The smooth, rocky incline is still well marked from their bottoms on which they used deer tallow to make the slide fast and smooth.  The tallow has embedded itself into the rocks and neither rain nor snow nor whipping particles of earth from spring storms have been able to obliterate it.
ABOVE THE old Indian camp ground is Rocky Hill where a miner from Mariposa diggings is buried, nobody quite sure of the exact spot.
One fine autumn day in about 1860, the miner and a friend stole into the Indian campground in the late afternoon while the braves were out  hunting, making advances toward the young maidens.
The braves, unexpectedly returning, chased the miners up Rocky Hill. One escaped, but the other fell mortally wounded, dying in the night.
Ben Hur ranchhands found the body some days later and buried him where he had fallen.  But the rock that marked the shallow grave were long ago displaced by spring's eroding rains, gopher and squirrel diggins and the thousands of cattle which grazed the hill.
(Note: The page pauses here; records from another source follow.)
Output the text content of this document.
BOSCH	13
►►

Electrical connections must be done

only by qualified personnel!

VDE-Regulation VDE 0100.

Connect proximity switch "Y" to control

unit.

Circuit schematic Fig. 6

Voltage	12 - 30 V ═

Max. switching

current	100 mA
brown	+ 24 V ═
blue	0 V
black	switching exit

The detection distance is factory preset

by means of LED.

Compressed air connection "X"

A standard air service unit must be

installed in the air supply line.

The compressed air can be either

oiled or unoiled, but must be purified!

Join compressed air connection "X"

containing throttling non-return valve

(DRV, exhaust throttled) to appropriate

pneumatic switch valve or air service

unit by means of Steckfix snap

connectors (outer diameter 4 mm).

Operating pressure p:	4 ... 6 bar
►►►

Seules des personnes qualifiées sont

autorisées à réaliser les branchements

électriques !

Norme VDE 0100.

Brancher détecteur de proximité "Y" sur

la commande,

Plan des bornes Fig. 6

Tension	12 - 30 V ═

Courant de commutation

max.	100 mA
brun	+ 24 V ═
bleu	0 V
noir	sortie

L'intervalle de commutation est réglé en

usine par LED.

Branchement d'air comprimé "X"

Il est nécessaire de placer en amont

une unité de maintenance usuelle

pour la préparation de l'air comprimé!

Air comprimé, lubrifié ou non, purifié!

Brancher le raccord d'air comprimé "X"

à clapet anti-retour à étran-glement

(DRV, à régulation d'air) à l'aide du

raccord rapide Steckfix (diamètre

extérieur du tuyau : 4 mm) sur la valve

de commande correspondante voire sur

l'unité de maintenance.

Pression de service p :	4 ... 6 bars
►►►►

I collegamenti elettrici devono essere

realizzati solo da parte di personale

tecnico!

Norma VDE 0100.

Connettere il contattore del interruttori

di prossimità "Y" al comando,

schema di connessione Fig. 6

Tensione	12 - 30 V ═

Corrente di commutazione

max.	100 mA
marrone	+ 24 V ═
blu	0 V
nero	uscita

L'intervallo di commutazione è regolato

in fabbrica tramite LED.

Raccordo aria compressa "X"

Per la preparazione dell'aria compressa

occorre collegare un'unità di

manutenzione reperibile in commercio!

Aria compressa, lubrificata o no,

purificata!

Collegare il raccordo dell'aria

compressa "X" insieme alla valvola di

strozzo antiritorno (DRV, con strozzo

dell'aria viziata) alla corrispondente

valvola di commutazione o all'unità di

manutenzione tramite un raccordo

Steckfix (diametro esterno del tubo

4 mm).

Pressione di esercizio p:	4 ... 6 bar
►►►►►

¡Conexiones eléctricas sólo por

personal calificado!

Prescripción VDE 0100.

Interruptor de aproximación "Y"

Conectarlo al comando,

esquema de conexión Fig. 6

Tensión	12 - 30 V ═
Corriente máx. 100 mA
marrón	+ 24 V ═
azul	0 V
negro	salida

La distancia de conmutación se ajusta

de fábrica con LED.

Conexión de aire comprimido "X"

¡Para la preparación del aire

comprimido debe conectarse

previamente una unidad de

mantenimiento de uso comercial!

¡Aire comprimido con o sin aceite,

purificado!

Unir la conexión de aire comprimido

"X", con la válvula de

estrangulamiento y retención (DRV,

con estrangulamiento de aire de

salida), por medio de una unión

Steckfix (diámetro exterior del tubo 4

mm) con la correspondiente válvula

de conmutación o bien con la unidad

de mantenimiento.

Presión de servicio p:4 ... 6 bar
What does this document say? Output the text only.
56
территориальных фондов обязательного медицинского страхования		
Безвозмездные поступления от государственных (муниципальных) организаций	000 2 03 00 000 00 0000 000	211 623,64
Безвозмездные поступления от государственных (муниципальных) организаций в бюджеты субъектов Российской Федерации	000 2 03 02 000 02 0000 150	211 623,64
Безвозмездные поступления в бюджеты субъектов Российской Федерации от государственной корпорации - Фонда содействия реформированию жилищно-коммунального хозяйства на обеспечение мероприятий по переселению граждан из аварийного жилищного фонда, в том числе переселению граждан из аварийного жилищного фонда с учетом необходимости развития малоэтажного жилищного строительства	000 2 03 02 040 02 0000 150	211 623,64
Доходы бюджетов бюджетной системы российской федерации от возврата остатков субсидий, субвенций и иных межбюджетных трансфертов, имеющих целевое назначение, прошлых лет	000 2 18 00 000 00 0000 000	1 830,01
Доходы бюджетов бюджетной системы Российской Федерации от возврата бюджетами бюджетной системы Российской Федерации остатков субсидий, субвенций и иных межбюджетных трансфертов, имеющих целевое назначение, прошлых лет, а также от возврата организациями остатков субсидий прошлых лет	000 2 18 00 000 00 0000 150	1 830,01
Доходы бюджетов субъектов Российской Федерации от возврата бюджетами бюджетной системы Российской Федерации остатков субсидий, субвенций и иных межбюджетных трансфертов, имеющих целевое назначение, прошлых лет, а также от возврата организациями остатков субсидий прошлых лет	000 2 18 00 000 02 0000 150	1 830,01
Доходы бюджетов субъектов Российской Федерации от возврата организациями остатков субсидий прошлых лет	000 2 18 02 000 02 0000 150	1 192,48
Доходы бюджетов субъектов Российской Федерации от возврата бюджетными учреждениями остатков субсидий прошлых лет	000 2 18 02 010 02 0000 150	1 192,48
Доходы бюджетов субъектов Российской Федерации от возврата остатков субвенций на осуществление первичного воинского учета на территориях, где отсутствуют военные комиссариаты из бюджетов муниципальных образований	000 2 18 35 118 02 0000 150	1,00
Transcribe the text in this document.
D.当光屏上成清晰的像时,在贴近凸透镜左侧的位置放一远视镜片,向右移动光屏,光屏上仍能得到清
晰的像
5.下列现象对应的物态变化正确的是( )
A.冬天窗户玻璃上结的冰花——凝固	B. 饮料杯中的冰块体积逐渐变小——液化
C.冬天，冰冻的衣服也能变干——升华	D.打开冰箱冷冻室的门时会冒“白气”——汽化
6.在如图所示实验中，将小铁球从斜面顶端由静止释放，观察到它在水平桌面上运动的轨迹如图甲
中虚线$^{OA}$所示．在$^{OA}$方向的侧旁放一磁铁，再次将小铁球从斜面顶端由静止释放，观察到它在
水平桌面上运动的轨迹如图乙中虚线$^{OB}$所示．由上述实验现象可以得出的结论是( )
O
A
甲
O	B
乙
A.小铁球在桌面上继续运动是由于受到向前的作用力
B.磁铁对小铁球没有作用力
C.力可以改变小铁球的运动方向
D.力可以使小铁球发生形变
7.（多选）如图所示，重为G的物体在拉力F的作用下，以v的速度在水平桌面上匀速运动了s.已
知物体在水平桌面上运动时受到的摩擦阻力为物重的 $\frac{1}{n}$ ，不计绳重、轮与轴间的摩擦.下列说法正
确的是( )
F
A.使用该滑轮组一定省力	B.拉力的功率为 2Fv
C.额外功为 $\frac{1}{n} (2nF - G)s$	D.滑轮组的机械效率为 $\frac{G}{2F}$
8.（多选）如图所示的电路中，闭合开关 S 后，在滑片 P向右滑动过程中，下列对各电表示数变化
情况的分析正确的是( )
Nobody knows the name of the miner reposing on Rocky Hill.  But then nobody remembers the names of the Indian maidens or the braves or the braves of the cowboy burying party or the hundreds of coolies who built the wall that stands against time itself.
All anybody remembers anymore are a doctor who could only sign his name with an X; the remarkable pioneer Morgan W. Quick and a legendary stallion, Ben Hur.